Nos primeiros nove meses deste ano, o
índice deu um salto para 8,6%, de acordo com os dados mais recentes.
"A pandemia mudou hábitos de
consumo e trouxe novos consumidores para o meio digital", aponta Isabela
Tavares, economista da consultoria Tendências.
Isso favorece a Black Friday, quando
as compras online já têm uma participação relevante no faturamento das
empresas. "Muitas lojas perceberam isso e investiram em canais de venda
online", diz Tavares.
Crescimento
do varejo está desacelerando
Mesmo assim, o varejo brasileiro
chega ao fim do ano em um momento de desaceleração.

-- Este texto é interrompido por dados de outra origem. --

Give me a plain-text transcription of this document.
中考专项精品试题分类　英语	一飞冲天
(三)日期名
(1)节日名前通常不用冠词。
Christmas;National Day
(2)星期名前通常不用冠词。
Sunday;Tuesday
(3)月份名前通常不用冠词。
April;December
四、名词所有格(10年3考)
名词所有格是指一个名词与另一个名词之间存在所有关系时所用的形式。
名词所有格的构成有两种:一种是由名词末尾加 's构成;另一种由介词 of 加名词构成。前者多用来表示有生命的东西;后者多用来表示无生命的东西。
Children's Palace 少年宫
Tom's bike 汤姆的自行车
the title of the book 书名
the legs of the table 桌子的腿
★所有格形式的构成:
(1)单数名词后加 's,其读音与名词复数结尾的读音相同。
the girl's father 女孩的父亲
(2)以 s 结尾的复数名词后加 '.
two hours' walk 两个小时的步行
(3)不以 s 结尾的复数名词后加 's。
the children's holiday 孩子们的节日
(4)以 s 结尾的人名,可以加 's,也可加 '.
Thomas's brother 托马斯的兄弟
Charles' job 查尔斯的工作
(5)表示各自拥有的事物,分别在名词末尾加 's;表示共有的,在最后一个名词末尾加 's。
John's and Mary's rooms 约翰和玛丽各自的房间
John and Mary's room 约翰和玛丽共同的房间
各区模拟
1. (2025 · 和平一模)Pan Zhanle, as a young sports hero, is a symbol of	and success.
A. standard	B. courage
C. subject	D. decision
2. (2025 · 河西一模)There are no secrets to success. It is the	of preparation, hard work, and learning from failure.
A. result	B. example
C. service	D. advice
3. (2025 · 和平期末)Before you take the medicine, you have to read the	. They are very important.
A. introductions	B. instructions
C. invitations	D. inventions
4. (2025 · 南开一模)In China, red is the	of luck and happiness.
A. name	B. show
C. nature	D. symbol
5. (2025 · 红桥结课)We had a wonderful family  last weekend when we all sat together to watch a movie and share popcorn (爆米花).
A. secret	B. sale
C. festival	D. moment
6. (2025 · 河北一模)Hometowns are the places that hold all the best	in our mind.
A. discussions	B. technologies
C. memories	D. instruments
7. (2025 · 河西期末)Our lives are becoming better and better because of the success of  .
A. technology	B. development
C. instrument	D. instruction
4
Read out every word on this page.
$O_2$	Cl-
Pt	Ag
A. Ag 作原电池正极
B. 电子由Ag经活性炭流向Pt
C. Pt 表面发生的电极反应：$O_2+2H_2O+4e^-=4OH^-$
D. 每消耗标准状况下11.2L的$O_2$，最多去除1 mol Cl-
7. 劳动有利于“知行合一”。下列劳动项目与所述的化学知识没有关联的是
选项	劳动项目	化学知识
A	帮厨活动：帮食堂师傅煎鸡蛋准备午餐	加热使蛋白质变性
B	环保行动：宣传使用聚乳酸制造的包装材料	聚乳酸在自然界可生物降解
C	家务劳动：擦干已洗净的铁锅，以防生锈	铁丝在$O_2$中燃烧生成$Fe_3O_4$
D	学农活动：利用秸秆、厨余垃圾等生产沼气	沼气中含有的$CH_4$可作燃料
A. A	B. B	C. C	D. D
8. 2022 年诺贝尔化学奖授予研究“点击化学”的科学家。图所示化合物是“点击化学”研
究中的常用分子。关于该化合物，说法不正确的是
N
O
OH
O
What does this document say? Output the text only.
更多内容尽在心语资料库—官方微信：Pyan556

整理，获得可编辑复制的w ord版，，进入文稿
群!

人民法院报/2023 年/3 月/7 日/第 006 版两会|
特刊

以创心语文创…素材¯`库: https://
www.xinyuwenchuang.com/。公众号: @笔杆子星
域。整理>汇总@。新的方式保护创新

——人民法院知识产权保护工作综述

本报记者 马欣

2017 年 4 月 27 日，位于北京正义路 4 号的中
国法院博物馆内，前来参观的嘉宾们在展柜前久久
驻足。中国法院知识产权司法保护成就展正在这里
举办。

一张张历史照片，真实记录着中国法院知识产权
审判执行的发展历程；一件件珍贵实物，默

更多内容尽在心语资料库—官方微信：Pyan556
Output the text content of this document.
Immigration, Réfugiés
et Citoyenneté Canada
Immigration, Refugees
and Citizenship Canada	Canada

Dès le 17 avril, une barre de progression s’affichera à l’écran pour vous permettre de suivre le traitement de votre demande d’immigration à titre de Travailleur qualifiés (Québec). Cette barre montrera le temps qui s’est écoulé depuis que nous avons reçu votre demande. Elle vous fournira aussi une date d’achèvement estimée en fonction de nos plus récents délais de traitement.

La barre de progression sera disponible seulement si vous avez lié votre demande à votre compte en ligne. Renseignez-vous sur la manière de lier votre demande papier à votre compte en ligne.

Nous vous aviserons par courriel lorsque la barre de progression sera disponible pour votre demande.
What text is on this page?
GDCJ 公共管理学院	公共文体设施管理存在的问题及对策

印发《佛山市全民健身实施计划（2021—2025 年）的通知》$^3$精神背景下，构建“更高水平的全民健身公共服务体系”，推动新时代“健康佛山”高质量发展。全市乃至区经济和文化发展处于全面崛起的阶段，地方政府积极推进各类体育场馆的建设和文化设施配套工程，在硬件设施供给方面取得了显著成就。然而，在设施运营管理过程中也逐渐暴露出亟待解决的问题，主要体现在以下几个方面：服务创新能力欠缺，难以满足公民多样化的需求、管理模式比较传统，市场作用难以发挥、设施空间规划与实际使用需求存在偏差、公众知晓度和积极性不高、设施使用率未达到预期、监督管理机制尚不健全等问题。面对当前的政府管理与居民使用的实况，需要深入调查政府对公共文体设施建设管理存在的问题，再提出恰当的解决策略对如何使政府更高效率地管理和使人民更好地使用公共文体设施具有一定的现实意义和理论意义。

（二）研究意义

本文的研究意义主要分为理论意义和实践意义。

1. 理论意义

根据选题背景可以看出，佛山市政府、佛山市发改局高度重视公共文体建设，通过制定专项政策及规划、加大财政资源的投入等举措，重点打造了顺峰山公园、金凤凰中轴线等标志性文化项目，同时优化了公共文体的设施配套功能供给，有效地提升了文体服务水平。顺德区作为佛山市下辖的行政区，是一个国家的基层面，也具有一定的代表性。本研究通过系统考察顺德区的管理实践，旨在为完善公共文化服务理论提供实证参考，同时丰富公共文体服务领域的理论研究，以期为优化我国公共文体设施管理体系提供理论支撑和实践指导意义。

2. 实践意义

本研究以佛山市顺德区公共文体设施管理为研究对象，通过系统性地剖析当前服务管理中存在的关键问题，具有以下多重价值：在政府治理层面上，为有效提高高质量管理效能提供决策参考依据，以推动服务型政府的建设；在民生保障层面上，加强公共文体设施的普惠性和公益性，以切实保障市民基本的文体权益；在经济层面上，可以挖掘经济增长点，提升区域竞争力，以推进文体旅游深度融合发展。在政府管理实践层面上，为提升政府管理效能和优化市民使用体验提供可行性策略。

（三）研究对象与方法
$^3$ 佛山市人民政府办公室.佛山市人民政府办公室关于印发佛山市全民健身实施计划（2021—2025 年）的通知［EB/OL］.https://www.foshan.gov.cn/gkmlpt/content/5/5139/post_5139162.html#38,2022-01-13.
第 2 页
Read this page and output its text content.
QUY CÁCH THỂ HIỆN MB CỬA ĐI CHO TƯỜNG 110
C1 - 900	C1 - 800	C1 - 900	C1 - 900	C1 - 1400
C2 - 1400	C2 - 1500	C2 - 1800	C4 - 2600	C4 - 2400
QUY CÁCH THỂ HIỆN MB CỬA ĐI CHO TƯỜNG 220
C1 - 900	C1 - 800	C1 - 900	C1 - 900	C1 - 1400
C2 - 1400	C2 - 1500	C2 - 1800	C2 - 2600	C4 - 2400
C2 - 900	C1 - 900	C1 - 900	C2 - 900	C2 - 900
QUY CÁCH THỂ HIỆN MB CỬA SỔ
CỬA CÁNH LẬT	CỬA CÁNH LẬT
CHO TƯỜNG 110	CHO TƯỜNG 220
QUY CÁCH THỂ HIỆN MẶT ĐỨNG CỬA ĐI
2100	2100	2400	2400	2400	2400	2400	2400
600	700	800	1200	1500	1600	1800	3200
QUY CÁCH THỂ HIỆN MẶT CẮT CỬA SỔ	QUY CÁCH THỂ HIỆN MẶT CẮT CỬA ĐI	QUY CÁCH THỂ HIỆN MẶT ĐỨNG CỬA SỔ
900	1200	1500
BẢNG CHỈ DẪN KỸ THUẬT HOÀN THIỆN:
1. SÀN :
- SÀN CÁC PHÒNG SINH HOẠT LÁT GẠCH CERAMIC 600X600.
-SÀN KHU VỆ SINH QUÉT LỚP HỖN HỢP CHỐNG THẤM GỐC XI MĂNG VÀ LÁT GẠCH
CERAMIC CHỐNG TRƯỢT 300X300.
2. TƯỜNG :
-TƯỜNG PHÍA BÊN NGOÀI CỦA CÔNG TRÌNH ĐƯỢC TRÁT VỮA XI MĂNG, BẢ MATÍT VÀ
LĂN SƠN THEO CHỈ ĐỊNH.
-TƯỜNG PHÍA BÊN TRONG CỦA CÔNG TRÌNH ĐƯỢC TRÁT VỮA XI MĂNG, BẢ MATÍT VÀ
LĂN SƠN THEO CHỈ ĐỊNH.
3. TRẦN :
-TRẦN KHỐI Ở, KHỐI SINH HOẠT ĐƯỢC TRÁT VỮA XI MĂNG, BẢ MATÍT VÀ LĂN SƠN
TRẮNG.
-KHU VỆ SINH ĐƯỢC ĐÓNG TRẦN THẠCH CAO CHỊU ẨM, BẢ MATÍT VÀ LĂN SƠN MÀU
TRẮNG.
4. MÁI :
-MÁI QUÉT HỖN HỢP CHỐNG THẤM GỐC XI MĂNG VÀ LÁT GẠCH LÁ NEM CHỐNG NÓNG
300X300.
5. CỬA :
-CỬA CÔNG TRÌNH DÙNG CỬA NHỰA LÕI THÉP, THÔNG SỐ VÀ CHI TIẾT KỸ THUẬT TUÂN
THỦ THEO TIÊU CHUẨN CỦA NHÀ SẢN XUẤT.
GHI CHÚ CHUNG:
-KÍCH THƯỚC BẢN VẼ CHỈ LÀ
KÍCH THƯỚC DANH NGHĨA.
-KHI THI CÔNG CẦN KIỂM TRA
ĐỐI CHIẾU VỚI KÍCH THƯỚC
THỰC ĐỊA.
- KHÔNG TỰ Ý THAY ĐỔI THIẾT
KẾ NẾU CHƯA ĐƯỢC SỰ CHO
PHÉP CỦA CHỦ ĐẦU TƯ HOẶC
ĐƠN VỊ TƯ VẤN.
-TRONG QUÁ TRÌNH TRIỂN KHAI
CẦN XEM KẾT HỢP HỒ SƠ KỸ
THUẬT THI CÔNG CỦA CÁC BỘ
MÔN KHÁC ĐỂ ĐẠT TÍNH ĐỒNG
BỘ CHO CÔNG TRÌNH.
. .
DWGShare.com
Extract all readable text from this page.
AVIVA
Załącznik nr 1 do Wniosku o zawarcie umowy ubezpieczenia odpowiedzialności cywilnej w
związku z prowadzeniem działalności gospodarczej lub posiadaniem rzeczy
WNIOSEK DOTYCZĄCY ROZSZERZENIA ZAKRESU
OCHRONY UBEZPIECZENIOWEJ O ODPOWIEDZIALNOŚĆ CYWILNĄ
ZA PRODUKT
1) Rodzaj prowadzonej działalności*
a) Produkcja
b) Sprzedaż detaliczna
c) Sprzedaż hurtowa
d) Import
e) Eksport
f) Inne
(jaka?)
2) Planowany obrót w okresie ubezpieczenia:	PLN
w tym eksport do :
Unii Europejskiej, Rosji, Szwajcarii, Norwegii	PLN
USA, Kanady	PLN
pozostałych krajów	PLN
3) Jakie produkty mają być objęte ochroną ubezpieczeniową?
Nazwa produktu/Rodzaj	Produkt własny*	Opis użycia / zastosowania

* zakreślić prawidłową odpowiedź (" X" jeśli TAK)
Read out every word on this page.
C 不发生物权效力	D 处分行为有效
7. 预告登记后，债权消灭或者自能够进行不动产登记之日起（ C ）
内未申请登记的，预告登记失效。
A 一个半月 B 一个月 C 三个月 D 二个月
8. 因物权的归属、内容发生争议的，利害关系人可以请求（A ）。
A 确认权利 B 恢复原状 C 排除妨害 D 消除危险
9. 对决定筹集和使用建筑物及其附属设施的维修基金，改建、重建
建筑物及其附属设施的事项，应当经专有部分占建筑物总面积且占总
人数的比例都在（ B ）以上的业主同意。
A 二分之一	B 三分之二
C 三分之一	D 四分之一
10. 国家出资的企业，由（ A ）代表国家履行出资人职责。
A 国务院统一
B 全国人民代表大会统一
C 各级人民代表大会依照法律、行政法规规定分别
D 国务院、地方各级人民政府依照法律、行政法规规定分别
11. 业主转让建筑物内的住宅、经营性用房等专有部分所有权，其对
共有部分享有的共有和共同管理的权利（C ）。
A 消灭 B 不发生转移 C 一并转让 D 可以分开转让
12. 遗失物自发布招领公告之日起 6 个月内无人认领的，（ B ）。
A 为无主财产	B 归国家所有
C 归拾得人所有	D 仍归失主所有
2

A Tendências espera que ainda ocorra
um crescimento nas vendas no quarto trimestre deste ano, em comparação com o
mesmo período de 2019. Mas estima um aumento de 2,8%, abaixo da alta de 6,3% do
terceiro trimestre.
O mesmo ocorre com as projeções
mensais. Houve um aumento de 7,3% quando comparados os meses de setembro de
2019 e 2020. A projeção para outubro é de um crescimento mais tímido, de 4,8%,
e menor ainda para novembro, de 2,6%.
"A desaceleração acompanha
amenor confiança do consumidor, a redução do auxílio emergencial, uma cautela
do consumidor com a proximidade do fim dos programas de crédito e proteção ao
emprego e maiores pressões inflacionárias, que diminuem a renda disponível das
famílias para gasto com bens duráveis", diz Tavares.
Compras
de Natal podem ser antecipadas
Ainda assim, a economista Cristina
Helena Pinto de Mello, pró-reitora de pesquisa da Escola Superior de Propaganda
e Marketing (ESPM), acredita que as tendências positivas devem superar as
negativas nesta Black Friday.
"Tem muitas pessoas esperando
para fazer compras inteligentes neste final de ano, porque sentiu a necessidade
de adaptar sua casa para o home office", diz Mello.
Além disso, embora haja um grande
número de pessoas sem renda e desempregadas, a economista destaca que uma
parcela da população conseguiu manter sua renda e gastou menos com transporte,
viagem e alimentação na rua e tem hoje uma reserva para comprar na Black
Friday.
"Essas pessoas podem entender a
data como uma boa oportunidade, imaginando que o comércio queira de fato
aproveitar para vender e faça promoções significativas", diz Mello.
Embora a tendência atual seja de
aumento de casos de covid-19, a especialista acredita que isso pode contar a
favor da data, porque tanto os consumidores quanto os comerciantes podem
antecipar as compras e promoções de Natal, diante da incerteza de como estará a
pandemia no final de dezembro.
A isso se soma o que ela chama de
"compra de compensação", em que o consumidor pode tentar compensar o
fato de não poder levar uma vida normal e sair por aí comprando produtos para
ter mais prazer em casa, como uma nova TV, por exemplo.
"No começo, as pessoas estavam
comprando de forma mais consciente, querendo ajudar o comércio local, mas, o
longo tempo de pandemia está derretendo essas forças. As pessoas estão
irritadas, exaustas, o que aumenta as chances de haver compras por impulso para
ter alguma satisfação", afirma Mello.
"Estou apostando mais no sucesso
do que no fracasso da Black Friday deste ano."